Use of SCNIC results in the detection of lake associated taxa
To test consistency in patterns across different datasets, we also tested the effects of applying SCNIC with default SparCC and SMD parameters and varying R-value thresholds on results from the Great Lakes dataset. Specifically, we identified features that significantly differed between Lake Michigan (N=16) and Lake Superior (N=33) using ANCOM[28].
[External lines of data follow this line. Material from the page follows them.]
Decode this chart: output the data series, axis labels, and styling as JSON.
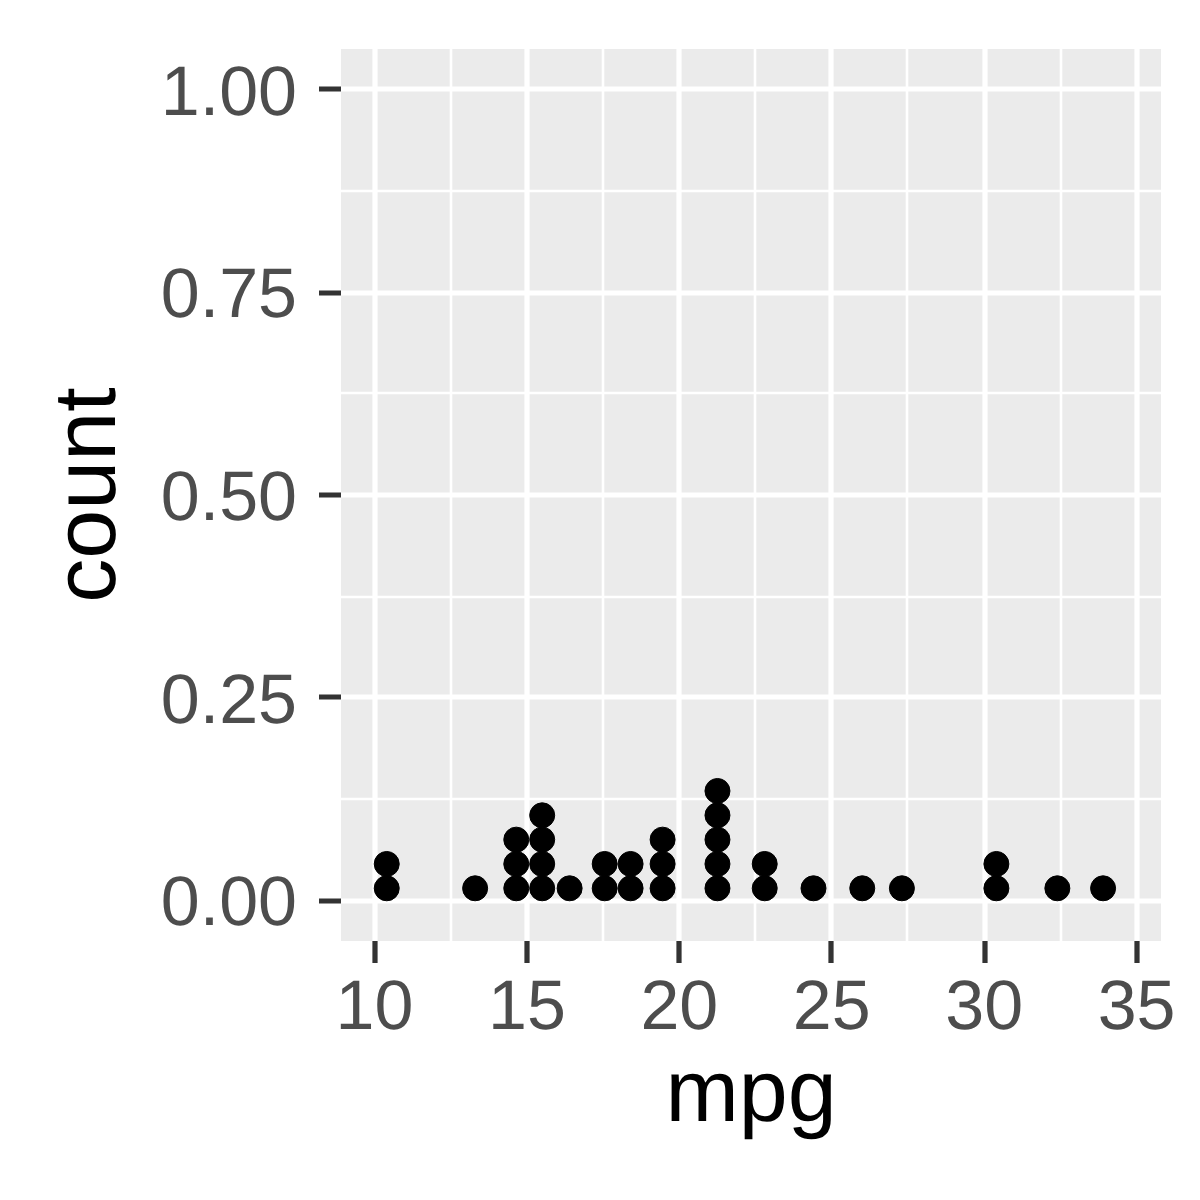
{
  "chart_data": {
    "type": "scatter",
    "xlabel": "mpg",
    "ylabel": "count",
    "x": [
      10.4,
      10.4,
      13.3,
      14.65,
      14.65,
      14.65,
      15.5,
      15.5,
      15.5,
      15.5,
      16.4,
      17.55,
      17.55,
      18.4,
      18.4,
      19.45,
      19.45,
      19.45,
      21.25,
      21.25,
      21.25,
      21.25,
      21.25,
      22.8,
      22.8,
      24.4,
      26.0,
      27.3,
      30.4,
      30.4,
      32.4,
      33.9
    ],
    "values": [
      0.015,
      0.045,
      0.015,
      0.015,
      0.045,
      0.075,
      0.015,
      0.045,
      0.075,
      0.105,
      0.015,
      0.015,
      0.045,
      0.015,
      0.045,
      0.015,
      0.045,
      0.075,
      0.015,
      0.045,
      0.075,
      0.105,
      0.135,
      0.015,
      0.045,
      0.015,
      0.015,
      0.015,
      0.015,
      0.045,
      0.015,
      0.015
    ],
    "color": "#000000",
    "marker": "circle",
    "grid": true,
    "xlim": [
      8.9,
      35.8
    ],
    "ylim": [
      -0.05,
      1.05
    ],
    "xticks": [
      10,
      15,
      20,
      25,
      30,
      35
    ],
    "yticks": [
      {
        "value": 0,
        "label": "0.00"
      },
      {
        "value": 0.25,
        "label": "0.25"
      },
      {
        "value": 0.5,
        "label": "0.50"
      },
      {
        "value": 0.75,
        "label": "0.75"
      },
      {
        "value": 1,
        "label": "1.00"
      }
    ]
  }
}
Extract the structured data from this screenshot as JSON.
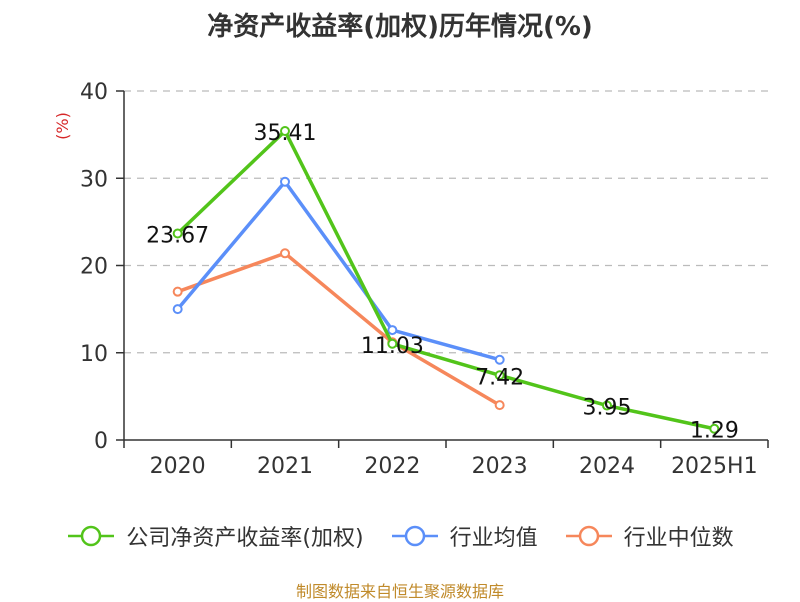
{
  "title": "净资产收益率(加权)历年情况(%)",
  "source": "制图数据来自恒生聚源数据库",
  "chart_data": {
    "type": "line",
    "title": "净资产收益率(加权)历年情况(%)",
    "ylabel": "(%)",
    "xlabel": "",
    "categories": [
      "2020",
      "2021",
      "2022",
      "2023",
      "2024",
      "2025H1"
    ],
    "ylim": [
      0,
      40
    ],
    "yticks": [
      0,
      10,
      20,
      30,
      40
    ],
    "grid": true,
    "legend": "bottom",
    "series": [
      {
        "name": "公司净资产收益率(加权)",
        "color": "#52c41a",
        "values": [
          23.67,
          35.41,
          11.03,
          7.42,
          3.95,
          1.29
        ],
        "labels": [
          "23.67",
          "35.41",
          "11.03",
          "7.42",
          "3.95",
          "1.29"
        ]
      },
      {
        "name": "行业均值",
        "color": "#5b8ff9",
        "values": [
          15.0,
          29.6,
          12.6,
          9.2,
          null,
          null
        ]
      },
      {
        "name": "行业中位数",
        "color": "#f6875b",
        "values": [
          17.0,
          21.4,
          11.2,
          4.0,
          null,
          null
        ]
      }
    ]
  }
}
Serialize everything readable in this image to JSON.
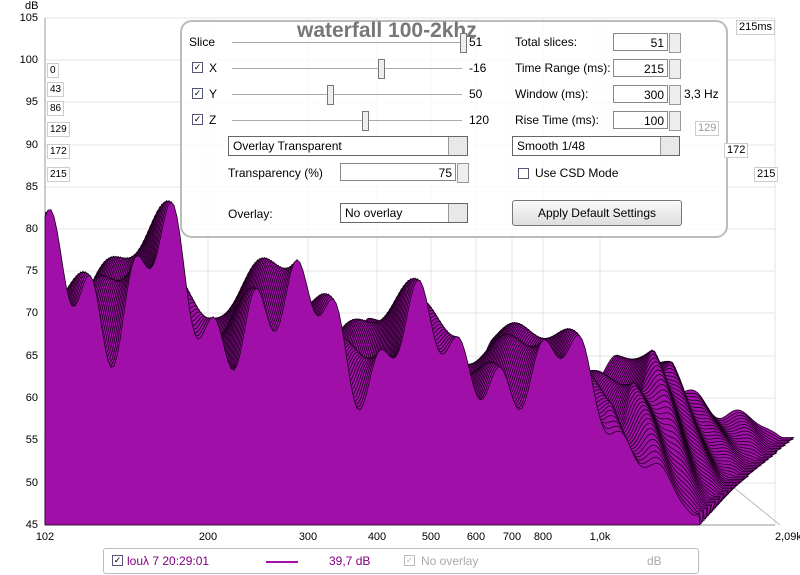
{
  "axes": {
    "y_unit": "dB",
    "y_ticks": [
      "105",
      "100",
      "95",
      "90",
      "85",
      "80",
      "75",
      "70",
      "65",
      "60",
      "55",
      "50",
      "45"
    ],
    "x_ticks": [
      "102",
      "200",
      "300",
      "400",
      "500",
      "600",
      "700",
      "800",
      "1,0k",
      "2,09k Hz"
    ],
    "z_left": [
      "0",
      "43",
      "86",
      "129",
      "172",
      "215"
    ],
    "z_right": [
      "129",
      "172",
      "215",
      "215ms"
    ]
  },
  "panel": {
    "title": "waterfall 100-2khz",
    "sliders": [
      {
        "label": "Slice",
        "value": "51"
      },
      {
        "label": "X",
        "value": "-16"
      },
      {
        "label": "Y",
        "value": "50"
      },
      {
        "label": "Z",
        "value": "120"
      }
    ],
    "fields": [
      {
        "label": "Total slices:",
        "value": "51"
      },
      {
        "label": "Time Range (ms):",
        "value": "215"
      },
      {
        "label": "Window (ms):",
        "value": "300",
        "note": "3,3 Hz"
      },
      {
        "label": "Rise Time (ms):",
        "value": "100"
      }
    ],
    "overlay_mode": "Overlay Transparent",
    "smoothing": "Smooth 1/48",
    "transparency_label": "Transparency (%)",
    "transparency": "75",
    "csd_mode": "Use CSD Mode",
    "overlay_label": "Overlay:",
    "overlay": "No overlay",
    "button": "Apply Default Settings"
  },
  "legend": {
    "name": "louλ 7 20:29:01",
    "level": "39,7 dB",
    "overlay": "No overlay",
    "unit": "dB"
  }
}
We began with a table of 3,871 OTUs, and 725 of these remained after removing OTUs not present in at least 5% of the samples. We found that 168 OTUs were significantly different between lakes without using SCNIC using ANCOM. Using SCNIC at R-values of 0.2, 0.4, and 0.65 and running ANCOM on the filtered output OTU table, we found that most significant features were modules at an R threshold of 0.4 but not 0.2 or 0.65 (Table 1). Use of SCNIC resulted in the detection of individual OTUs that were now significant that were not before (3 and 13 for R-value thresholds of 0.4 and 0.65 respectively). Application of SCNIC also identified many additional OTUs that become of interest because they were now part of significant modules (139, 64, and 12 OTUs at 0.2, 0.4, and 0.65 respectively; Table 1). However, unlike for the HIV dataset, several OTUs that were individually significant were no longer significant with ANCOM after applying SCNIC and this effect was the most pronounced with lower R-value thresholds (64, 14, and 6 OTUs that were significant with SCNIC were no longer significant after applying SCNIC at 0.2, 0.4, and 0.65 R-value thresholds respectively)(Table 1). This is likely because microbes that differed between lakes were binned with loosely correlated microbes that did not, leading to a loss of signal. Thus, in this case, only SCNIC with a moderate to high R-value threshold appeared to balance the benefit of the increased power and disadvantages of loss of signal from binning loosely correlated features.